Marie Legroux3, sa grand-mère, fervente protestante, n’a jamais envisagé une autre solution que sa venue au monde. Gaston Verbois, son grand-père, sculpteur et graveur-ciseleur de profession, avait abandonné le giron familial depuis belle lurette et n’avait, de ce fait, pas voix au chapitre. Son père biologique, lui, a totalement disparu de sa vie pour toujours. En ce début de vingtième siècle, quand on est minotier au Perrier on n’épouse pas une fille de poissonnière, fusse-t-elle grossiste aux halles de Paris.

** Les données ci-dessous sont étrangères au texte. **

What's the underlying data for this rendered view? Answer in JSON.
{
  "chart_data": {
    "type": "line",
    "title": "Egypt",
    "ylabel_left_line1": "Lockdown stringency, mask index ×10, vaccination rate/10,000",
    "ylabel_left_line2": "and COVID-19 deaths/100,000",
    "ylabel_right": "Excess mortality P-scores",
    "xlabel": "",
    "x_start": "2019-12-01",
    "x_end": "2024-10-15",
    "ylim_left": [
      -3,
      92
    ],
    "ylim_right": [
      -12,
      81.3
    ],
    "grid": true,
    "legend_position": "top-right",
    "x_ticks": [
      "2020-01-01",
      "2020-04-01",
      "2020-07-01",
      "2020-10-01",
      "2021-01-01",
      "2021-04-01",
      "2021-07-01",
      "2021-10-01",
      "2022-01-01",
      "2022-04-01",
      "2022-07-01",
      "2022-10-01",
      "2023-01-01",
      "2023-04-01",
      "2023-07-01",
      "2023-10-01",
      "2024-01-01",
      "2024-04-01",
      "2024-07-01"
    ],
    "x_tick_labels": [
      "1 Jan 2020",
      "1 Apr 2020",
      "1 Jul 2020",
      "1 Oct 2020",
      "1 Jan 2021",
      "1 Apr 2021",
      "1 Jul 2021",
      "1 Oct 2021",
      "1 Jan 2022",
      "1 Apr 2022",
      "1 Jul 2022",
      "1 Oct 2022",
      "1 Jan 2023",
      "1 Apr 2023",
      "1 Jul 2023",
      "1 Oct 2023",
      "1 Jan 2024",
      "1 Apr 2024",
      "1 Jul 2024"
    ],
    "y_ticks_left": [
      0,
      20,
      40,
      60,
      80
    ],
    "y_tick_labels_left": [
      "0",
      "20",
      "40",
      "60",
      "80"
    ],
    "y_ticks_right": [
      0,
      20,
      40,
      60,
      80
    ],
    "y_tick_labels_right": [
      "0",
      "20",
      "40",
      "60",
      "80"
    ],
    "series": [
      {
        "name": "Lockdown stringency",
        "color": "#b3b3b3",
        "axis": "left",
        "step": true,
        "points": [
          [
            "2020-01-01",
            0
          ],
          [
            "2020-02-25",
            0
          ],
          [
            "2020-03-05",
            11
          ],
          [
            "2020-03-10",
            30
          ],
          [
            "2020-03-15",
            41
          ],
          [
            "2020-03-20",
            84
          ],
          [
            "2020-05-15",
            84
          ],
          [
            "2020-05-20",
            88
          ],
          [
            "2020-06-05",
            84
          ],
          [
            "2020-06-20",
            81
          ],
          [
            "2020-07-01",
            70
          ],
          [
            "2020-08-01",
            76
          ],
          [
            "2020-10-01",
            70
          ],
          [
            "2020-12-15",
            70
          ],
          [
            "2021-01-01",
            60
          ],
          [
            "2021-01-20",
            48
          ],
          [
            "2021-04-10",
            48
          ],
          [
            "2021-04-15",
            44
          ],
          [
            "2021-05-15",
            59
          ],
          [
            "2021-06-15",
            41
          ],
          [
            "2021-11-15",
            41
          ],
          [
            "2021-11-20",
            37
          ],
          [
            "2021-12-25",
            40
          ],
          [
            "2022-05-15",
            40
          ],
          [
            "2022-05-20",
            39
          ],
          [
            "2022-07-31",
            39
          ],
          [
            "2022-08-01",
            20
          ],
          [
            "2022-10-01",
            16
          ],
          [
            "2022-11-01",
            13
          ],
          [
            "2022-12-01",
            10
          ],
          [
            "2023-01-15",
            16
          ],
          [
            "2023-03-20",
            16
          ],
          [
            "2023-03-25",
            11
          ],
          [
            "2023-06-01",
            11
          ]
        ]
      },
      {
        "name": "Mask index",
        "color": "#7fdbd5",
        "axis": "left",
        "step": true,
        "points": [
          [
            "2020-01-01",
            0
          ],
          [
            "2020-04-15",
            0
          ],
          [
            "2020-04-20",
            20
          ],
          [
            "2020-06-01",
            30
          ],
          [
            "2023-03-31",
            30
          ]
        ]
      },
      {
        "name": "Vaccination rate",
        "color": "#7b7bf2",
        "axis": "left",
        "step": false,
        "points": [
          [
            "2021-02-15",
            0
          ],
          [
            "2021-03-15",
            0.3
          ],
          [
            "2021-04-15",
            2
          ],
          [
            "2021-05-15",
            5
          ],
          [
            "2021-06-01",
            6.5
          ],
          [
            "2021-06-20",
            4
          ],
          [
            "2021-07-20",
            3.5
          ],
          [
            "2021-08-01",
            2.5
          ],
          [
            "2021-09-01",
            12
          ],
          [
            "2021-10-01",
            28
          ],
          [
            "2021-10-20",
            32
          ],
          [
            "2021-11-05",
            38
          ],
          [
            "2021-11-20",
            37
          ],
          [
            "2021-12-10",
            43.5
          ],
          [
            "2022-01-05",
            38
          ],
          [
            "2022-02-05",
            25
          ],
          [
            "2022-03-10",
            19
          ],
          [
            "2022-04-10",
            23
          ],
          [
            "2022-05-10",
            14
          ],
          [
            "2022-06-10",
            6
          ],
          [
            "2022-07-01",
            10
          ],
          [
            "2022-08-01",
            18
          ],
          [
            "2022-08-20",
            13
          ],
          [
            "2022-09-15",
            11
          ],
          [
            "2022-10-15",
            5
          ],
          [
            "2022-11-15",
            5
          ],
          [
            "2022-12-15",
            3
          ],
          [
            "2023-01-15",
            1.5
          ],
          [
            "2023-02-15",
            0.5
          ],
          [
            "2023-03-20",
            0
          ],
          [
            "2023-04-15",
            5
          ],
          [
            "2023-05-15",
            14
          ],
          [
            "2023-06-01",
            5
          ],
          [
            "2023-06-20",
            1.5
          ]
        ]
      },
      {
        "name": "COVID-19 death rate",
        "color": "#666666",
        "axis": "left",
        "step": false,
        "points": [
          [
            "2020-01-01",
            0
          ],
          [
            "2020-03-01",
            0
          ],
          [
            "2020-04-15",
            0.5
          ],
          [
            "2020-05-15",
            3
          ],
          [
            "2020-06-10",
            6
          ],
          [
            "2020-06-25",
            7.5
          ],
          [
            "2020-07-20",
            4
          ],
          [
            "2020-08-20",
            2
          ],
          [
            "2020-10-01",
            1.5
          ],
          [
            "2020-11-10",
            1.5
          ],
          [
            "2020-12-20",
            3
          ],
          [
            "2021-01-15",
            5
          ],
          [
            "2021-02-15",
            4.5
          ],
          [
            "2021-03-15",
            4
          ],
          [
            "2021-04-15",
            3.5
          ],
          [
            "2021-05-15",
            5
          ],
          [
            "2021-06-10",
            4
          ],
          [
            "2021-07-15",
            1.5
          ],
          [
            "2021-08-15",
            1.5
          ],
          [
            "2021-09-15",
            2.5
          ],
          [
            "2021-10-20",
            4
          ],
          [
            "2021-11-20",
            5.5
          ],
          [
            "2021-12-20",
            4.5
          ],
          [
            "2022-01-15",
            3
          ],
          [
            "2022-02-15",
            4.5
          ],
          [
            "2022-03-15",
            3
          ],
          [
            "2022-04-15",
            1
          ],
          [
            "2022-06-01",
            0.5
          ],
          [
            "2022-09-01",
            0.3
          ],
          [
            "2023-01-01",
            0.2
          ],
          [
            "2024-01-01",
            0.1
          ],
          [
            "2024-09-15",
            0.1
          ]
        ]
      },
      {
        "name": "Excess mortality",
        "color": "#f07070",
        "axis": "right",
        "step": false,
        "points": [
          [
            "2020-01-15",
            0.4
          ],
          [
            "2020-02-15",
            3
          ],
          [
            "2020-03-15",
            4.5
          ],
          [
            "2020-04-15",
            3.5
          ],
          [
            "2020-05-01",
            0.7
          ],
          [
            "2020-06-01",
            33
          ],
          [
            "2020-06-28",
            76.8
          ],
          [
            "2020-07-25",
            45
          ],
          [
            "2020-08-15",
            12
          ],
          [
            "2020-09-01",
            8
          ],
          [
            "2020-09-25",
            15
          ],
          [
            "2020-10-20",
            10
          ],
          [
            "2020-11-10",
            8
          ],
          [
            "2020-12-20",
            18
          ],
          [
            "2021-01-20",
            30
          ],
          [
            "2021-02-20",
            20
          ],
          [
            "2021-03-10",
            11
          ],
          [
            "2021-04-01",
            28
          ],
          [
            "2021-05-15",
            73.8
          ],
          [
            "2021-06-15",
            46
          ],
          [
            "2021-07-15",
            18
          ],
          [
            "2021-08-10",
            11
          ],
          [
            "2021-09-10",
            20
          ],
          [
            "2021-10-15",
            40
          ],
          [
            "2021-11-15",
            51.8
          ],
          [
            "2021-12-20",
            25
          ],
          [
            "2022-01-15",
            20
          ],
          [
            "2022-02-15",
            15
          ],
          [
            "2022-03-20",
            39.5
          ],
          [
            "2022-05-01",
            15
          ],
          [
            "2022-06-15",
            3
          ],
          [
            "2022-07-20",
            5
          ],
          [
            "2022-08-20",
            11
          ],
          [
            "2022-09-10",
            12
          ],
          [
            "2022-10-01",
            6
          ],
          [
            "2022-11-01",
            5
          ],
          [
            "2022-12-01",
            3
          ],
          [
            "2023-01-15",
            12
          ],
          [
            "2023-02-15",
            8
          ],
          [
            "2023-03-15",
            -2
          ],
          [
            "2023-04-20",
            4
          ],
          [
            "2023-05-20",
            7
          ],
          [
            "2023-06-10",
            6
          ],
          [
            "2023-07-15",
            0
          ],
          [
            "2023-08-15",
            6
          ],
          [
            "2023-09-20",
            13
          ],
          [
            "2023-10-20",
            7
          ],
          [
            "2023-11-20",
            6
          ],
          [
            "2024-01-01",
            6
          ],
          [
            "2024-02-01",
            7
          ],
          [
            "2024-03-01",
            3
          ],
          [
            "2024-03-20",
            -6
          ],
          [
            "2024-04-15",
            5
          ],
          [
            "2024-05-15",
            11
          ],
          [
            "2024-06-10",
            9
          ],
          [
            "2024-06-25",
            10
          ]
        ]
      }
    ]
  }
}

Pendant sa petite enfance, Paul Verbois est scolarisé à l’école communale rue Saint-Merri où est maintenant Beaubourg. Sa mère, Suzanne Verbois, collabore avec des architectes et plus particulièrement avec Robert Malet-Stevens, avant de devenir pendant une quinzaine d’années la secrétaire des sculpteurs, Jan et Joël Martel.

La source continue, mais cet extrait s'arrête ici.